Opinión

Acuerdos y pactos

Este artículo pretendo dedicarlo a la necesidad de los acuerdos, de los pactos, de los Pactos de Estado para trabajar en unión y en la misma dirección, siempre fundamental para conseguir el mejor crecimiento y bienestar. Aunque la competencia sana, el estímulo, el incentivo… son buenas competencias y habilidades para progresar, pienso que estamos viviendo, en general y socialmente, unos tiempos muy convulsos para los cuales se requieren de otras "habilidades"…
Miguel Ángel Otín
photo_camera Miguel Ángel Otín

Este artículo pretendo dedicarlo a la necesidad de los acuerdos, de los pactos, de los Pactos de Estado para trabajar en unión y en la misma dirección, siempre fundamental para conseguir el mejor crecimiento y bienestar. Aunque la competencia sana, el estímulo, el incentivo… son buenas competencias y habilidades para progresar, pienso que estamos viviendo, en general y socialmente, unos tiempos muy convulsos para los cuales se requieren de otras "habilidades"…

Entendiéndose por Pactos de Estado a la denominación que se da a los acuerdos y pactos entre partidos políticos de tendencias opuestas para determinar en aquellos asuntos de trascendencia, las acciones y estrategias a desarrollar por los gobiernos a largo plazo, sin importar qué partido conforma el gobierno en cada momento. Diagnosticar y actuar, sin pensar en intereses partidistas, sino en el bien general y a medio y largo plazo.

Exponía que estamos viviendo tiempos convulsos, tanto que sería ideal pensar en la necesidad de compartir, no de competir… y a todos los niveles. Me pregunto, ¿cuántos acuerdos, Pactos de Estado están vivos y en aplicación? ¿No tienen la sensación de que el enfrentamiento, el construir muros en vez de puentes, está dominando nuestra acción política y gubernamental?

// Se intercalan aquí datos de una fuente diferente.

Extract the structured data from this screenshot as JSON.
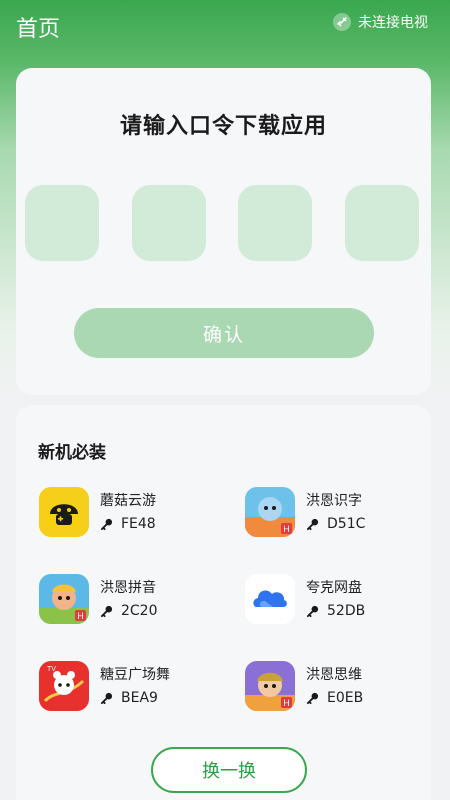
{
  "header": {
    "title": "首页",
    "tv_status": "未连接电视"
  },
  "code_card": {
    "title": "请输入口令下载应用",
    "confirm_label": "确认"
  },
  "apps_section": {
    "title": "新机必装",
    "apps": [
      {
        "name": "蘑菇云游",
        "code": "FE48",
        "icon": "mushroom-gamepad-icon"
      },
      {
        "name": "洪恩识字",
        "code": "D51C",
        "icon": "hongen-characters-icon"
      },
      {
        "name": "洪恩拼音",
        "code": "2C20",
        "icon": "hongen-pinyin-icon"
      },
      {
        "name": "夸克网盘",
        "code": "52DB",
        "icon": "quark-cloud-icon"
      },
      {
        "name": "糖豆广场舞",
        "code": "BEA9",
        "icon": "tangdou-dance-icon"
      },
      {
        "name": "洪恩思维",
        "code": "E0EB",
        "icon": "hongen-thinking-icon"
      }
    ],
    "swap_label": "换一换"
  },
  "colors": {
    "brand_green": "#3aa84f",
    "code_box": "#d2ead8",
    "confirm_bg": "#a9d8b3"
  }
}
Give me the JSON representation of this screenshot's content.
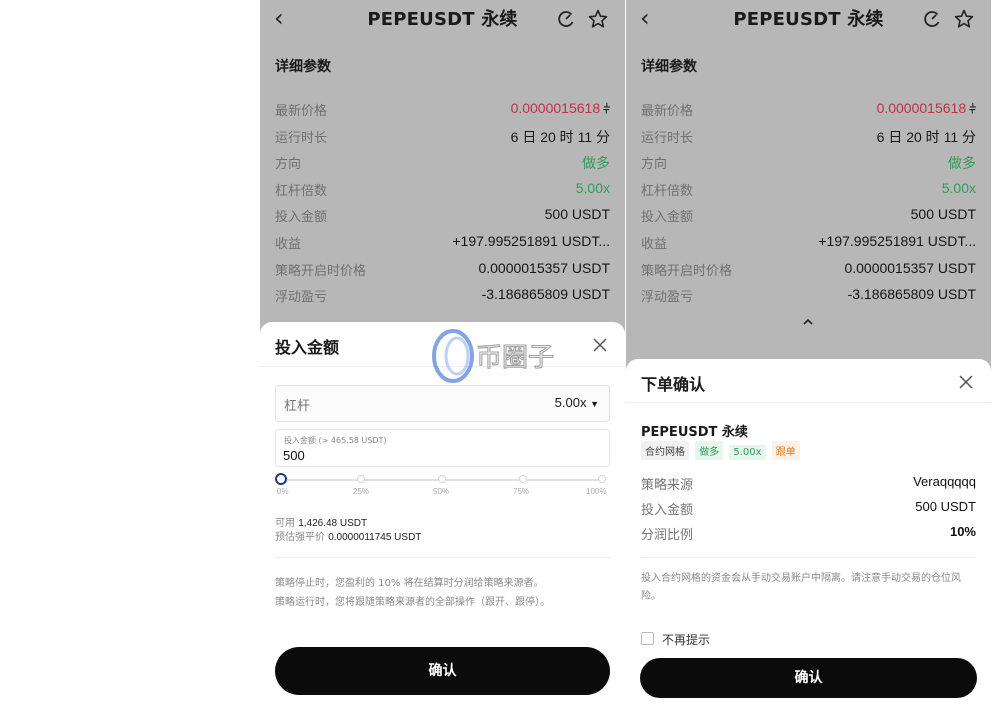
{
  "header": {
    "title": "PEPEUSDT 永续"
  },
  "details": {
    "title": "详细参数",
    "rows": [
      {
        "label": "最新价格",
        "value": "0.0000015618"
      },
      {
        "label": "运行时长",
        "value": "6 日 20 时 11 分"
      },
      {
        "label": "方向",
        "value": "做多"
      },
      {
        "label": "杠杆倍数",
        "value": "5.00x"
      },
      {
        "label": "投入金额",
        "value": "500 USDT"
      },
      {
        "label": "收益",
        "value": "+197.995251891 USDT..."
      },
      {
        "label": "策略开启时价格",
        "value": "0.0000015357 USDT"
      },
      {
        "label": "浮动盈亏",
        "value": "-3.186865809 USDT"
      }
    ]
  },
  "invest_sheet": {
    "title": "投入金额",
    "leverage_label": "杠杆",
    "leverage_value": "5.00x",
    "amount_label": "投入金额 (> 465.58 USDT)",
    "amount_value": "500",
    "slider_ticks": [
      "0%",
      "25%",
      "50%",
      "75%",
      "100%"
    ],
    "slider_level": 0,
    "available_label": "可用",
    "available_value": "1,426.48 USDT",
    "liq_label": "预估强平价",
    "liq_value": "0.0000011745 USDT",
    "note_1": "策略停止时，您盈利的 10% 将在结算时分润给策略来源者。",
    "note_2": "策略运行时，您将跟随策略来源者的全部操作（跟开、跟停）。",
    "confirm_label": "确认"
  },
  "confirm_sheet": {
    "title": "下单确认",
    "pair": "PEPEUSDT 永续",
    "tags": [
      "合约网格",
      "做多",
      "5.00x",
      "跟单"
    ],
    "rows": [
      {
        "label": "策略来源",
        "value": "Veraqqqqq"
      },
      {
        "label": "投入金额",
        "value": "500 USDT"
      },
      {
        "label": "分润比例",
        "value": "10%"
      }
    ],
    "notice": "投入合约网格的资金会从手动交易账户中隔离。请注意手动交易的仓位风险。",
    "checkbox_label": "不再提示",
    "confirm_label": "确认"
  },
  "watermark": {
    "text": "币圈子"
  },
  "colors": {
    "price_red": "#c0304a",
    "long_green": "#2e9e56",
    "follow_orange": "#e07b22",
    "button_black": "#0b0b0b"
  }
}
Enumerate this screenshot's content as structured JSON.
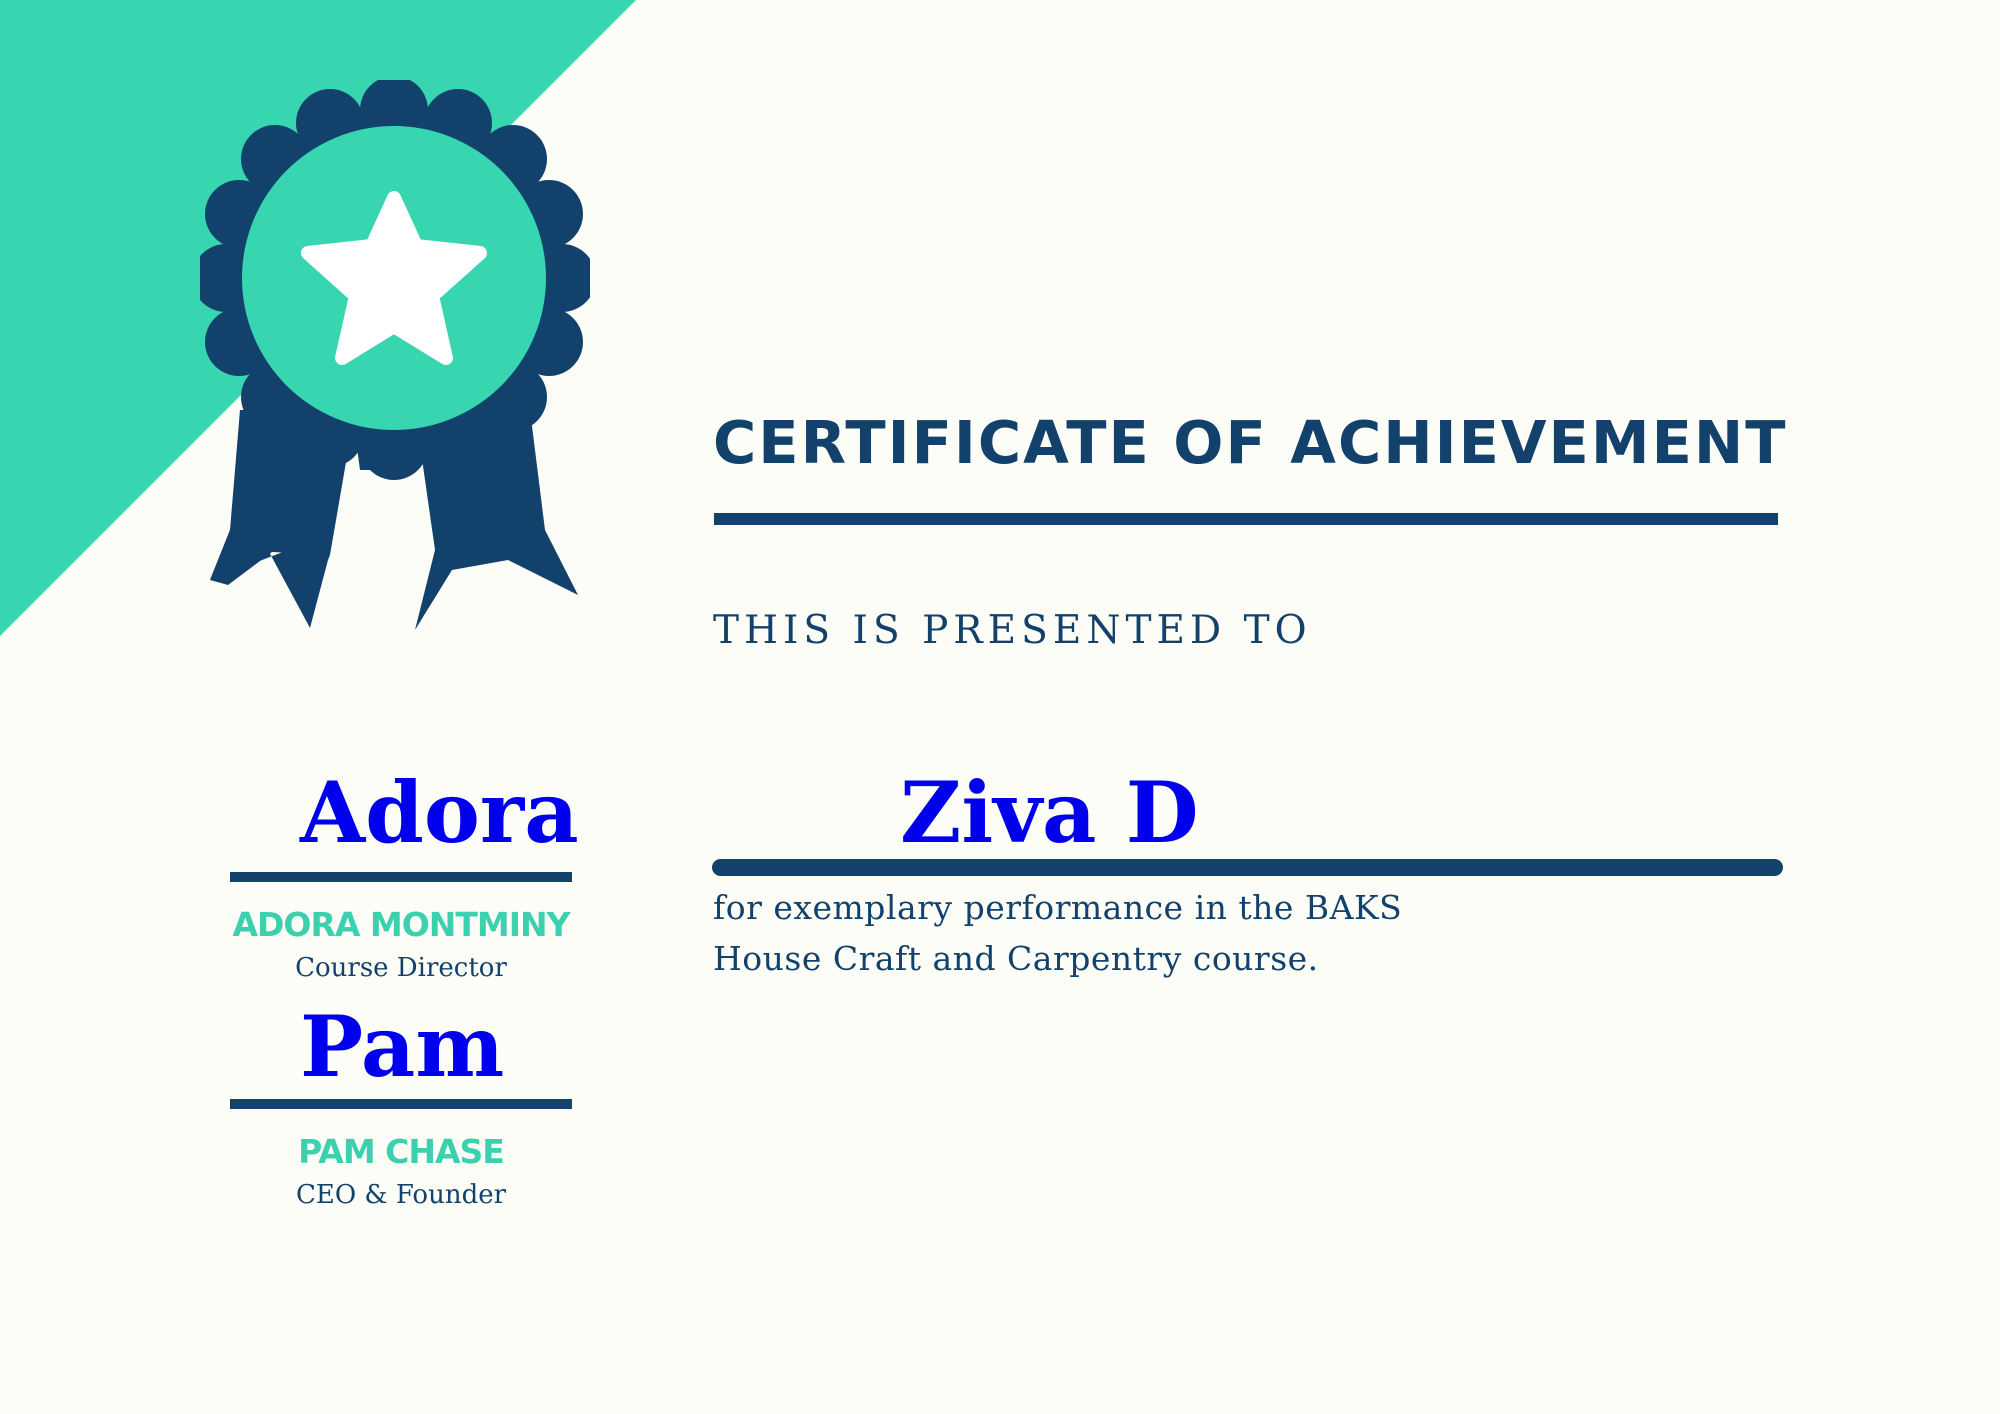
{
  "certificate": {
    "title": "CERTIFICATE OF ACHIEVEMENT",
    "presented_line": "THIS IS PRESENTED TO",
    "recipient_name": "Ziva D",
    "description": "for exemplary performance in the BAKS House Craft and Carpentry course."
  },
  "signatures": [
    {
      "signature": "Adora",
      "name": "ADORA MONTMINY",
      "role": "Course Director"
    },
    {
      "signature": "Pam",
      "name": "PAM CHASE",
      "role": "CEO & Founder"
    }
  ],
  "colors": {
    "background": "#fdfdf7",
    "navy": "#12426c",
    "teal": "#38d6b0",
    "signature_blue": "#0000ee"
  },
  "icons": {
    "badge": "award-ribbon-icon",
    "badge_star": "star-icon"
  }
}
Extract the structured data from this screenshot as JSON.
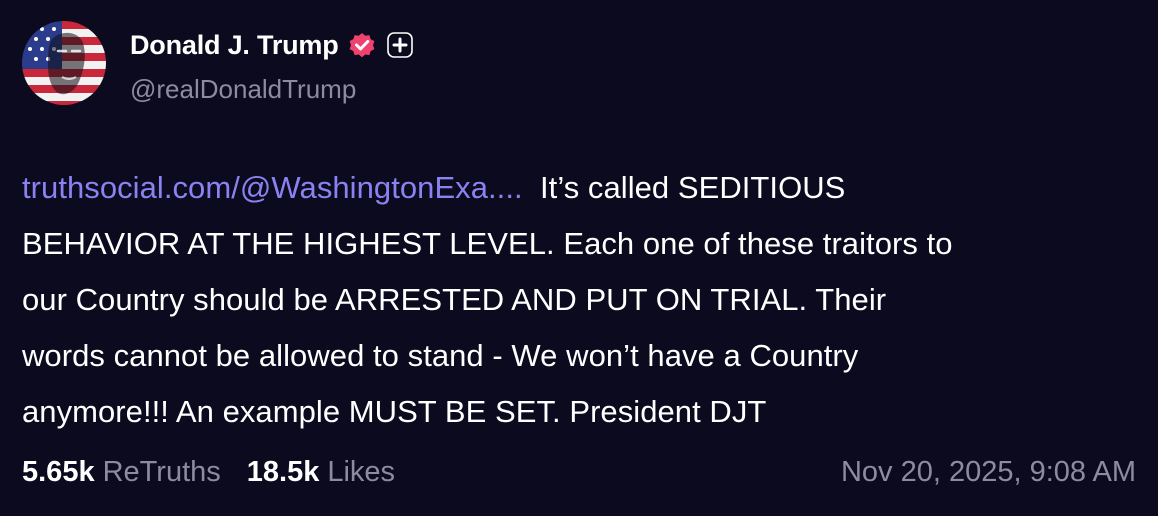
{
  "author": {
    "name": "Donald J. Trump",
    "handle": "@realDonaldTrump",
    "verified_icon": "verified-check-icon",
    "badge_icon": "plus-badge-icon",
    "verified_color": "#f0426e"
  },
  "post": {
    "link_text": "truthsocial.com/@WashingtonExa....",
    "lines": [
      "  It’s called SEDITIOUS",
      "BEHAVIOR AT THE HIGHEST LEVEL. Each one of these traitors to",
      "our Country should be ARRESTED AND PUT ON TRIAL. Their",
      "words cannot be allowed to stand - We won’t have a Country",
      "anymore!!! An example MUST BE SET. President DJT"
    ]
  },
  "stats": {
    "retruths_count": "5.65k",
    "retruths_label": "ReTruths",
    "likes_count": "18.5k",
    "likes_label": "Likes"
  },
  "timestamp": "Nov 20, 2025, 9:08 AM",
  "colors": {
    "background": "#0b0a1e",
    "link": "#8b82f2",
    "muted": "#8d8b9c"
  }
}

Son muchos los temas que por su importancia merecerían de unos Pactos de Estado. En mi opinión, el primero sobre la "Educación". Recientemente se ha conocido el informe PISA, un estudio internacional que desde el año 2000 evalúa el rendimiento académico de los alumnos (de 15 años) de diversos países. Este año, el informe ha arrojado unas conclusiones desastrosas para nuestro país.

El experto Josán Montull dedicó al respecto un excelente post en su blog ¨A contracorriente¨.  Reflexiona sobre la multiplicidad de leyes educativas en nuestro país. Estamos en la ley número 10 de las habidas en la democracia. Cada gobierno que llega al poder cambia la ley, principalmente si es del gobierno anterior. Comenta que es imposible que los enseñantes puedan asimilar las efímeras novedades legales. Y que las leyes de educación se hacen con criterios políticos, no educativos. ¿A qué esperamos para que se acuerde y determine un pacto entre los partidos políticos y las instituciones implicadas?

Si ponemos el foco en la sanidad, la justicia, el agua, las pensiones, el empleo, la fiscalidad… ¿Por cuál empezamos? Y, pregunto: ¿la situación de la Deuda Pública (en cifras históricas) no requeriría de unos acuerdos, de unos pactos? Es inevitable pensar y actuar sobre los gastos, con el V.B. de todos los partidos. Y, por supuesto, de una estrategia a corto, medio y largo plazo para ir reduciendo su montante y la carga que está suponiendo y que supondrá para futuras generaciones.

Otros pactos, cómo los Pactos de La Moncloa de 1977 nacieron como un ejemplo y modelo a seguir, funcionaron en su momento, pero actualmente se han convertido en una utopía imposible de cumplir por la política española. Y lo mismo podríamos decir de los Pactos de Toledo, sobre las pensiones. Tema de obligada intervención, YA. La Deuda de la Seguridad Social ha cerrado 2023 con un volumen récord. Se ha disparado el 9,4% a lo largo del año, hasta alcanzar la cifra histórica de 116.173 millones de euros. ¿Cuánto superávit dijimos que alcanzaría la Caja de la S.S.?

Y así podríamos ir "desgranando" y analizando diversos asuntos de interés nacional y general. No obstante, quiero mirar hacia el asunto Empleo. ¿Qué les parecen los últimos acuerdos sobre la subida del salario mínimo interprofesional? Me da la sensación de que difícilmente se puede denominar "acuerdo" a decisiones unilaterales. No dudo que tengan las atribuciones, pero obviar y no contar para nada con la parte "pagadora"…

Finalizo, compartiendo un comentario con un amigo. Durante la conversación se suscitó la poca dignidad que tienen algunos políticos, y le contesté, lo que le hubiera contestado mi padre (la cuestión es muy antigua), ¿que no tienen dignidad? La tienen toda, ¡no la gastan!